Der Ingeborg-Bachmann-Preis ist singulär und paradigmatisch zugleich. An ihm werden viele Charakteristika des Literaturbetriebs und unserer Gesellschaft insgesamt erkennbar. Von THOMAS ROTHSCHILD
Über den Ingeborg-Bachmann-Preis gibt es kein unbefangenes Sprechen. Wer sich dazu äußert, ist – so oder so – mit dem Objekt seiner Rede verbandelt. Die einen haben dort gelesen oder saßen in der Jury, die anderen hätten gerne gelesen oder wären gerne Mitglieder der Jury gewesen.

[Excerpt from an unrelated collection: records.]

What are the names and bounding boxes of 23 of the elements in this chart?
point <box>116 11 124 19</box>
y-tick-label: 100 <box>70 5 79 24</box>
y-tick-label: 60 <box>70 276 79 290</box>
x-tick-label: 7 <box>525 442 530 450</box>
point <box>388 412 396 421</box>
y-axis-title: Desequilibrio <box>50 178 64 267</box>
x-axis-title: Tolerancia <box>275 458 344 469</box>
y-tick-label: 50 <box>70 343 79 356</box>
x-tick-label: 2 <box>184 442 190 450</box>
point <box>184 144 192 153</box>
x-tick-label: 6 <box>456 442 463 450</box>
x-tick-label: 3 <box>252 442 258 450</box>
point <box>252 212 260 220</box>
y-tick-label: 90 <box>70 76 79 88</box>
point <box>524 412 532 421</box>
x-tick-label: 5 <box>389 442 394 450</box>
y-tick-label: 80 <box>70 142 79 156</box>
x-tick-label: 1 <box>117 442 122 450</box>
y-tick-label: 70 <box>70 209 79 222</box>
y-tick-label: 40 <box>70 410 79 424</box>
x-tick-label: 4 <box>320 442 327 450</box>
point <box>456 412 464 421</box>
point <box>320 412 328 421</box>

Nicht zufällig zeichnen sich fast alle journalistischen Berichte aus Klagenfurt durch einen süffisant ironischen Ton aus. Das macht: Jeder Berichterstatter, in der Regel ein Literaturredakteur oder ein regelmäßiger Mitarbeiter des Feuilletons, muss beweisen, dass er (oder sie), wäre er selbst Juror gewesen, bessere Autoren eingeladen, ein richtigeres Urteil gefällt hätte als die zufällig bestallten. Es gibt nicht wenige, die zu den härtesten Kritikern der Veranstaltung gehörten, ehe sie zur Teilnahme am Wettbewerb, sei es als Autor, sei es als Juror, eingeladen wurden. Manche schafften es sogar, zunächst als Autor und dann als Juror dabei zu sein.

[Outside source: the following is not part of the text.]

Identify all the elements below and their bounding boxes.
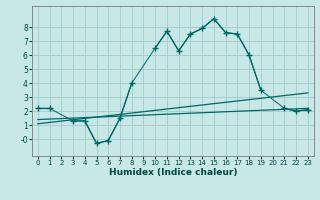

Auch Doris Moser, deren umfangreiche Dissertation über den Ingeborg-Bachmann-Preis jetzt als Buch erschienen ist, nähert sich ihrem Gegenstand nicht voraussetzungslos mit wissenschaftlicher Neutralität. Sie war über einige Jahre hinweg Sekretärin des Unternehmens, Angestellte also jener Institution, die sie nun zu untersuchen hatte.
Sie tut das Klügste, was man in solch einer Lage tun kann: Sie beschreibt und verzichtet weitgehend auf Wertungen. Aus ihrer Darstellung aber lässt sich eine Menge lernen. Denn der Ingeborg-Bachmann-Preis ist singulär und paradigmatisch zugleich. An ihm werden viele Charakteristika des Literaturbetriebs und unserer Gesellschaft insgesamt erkennbar.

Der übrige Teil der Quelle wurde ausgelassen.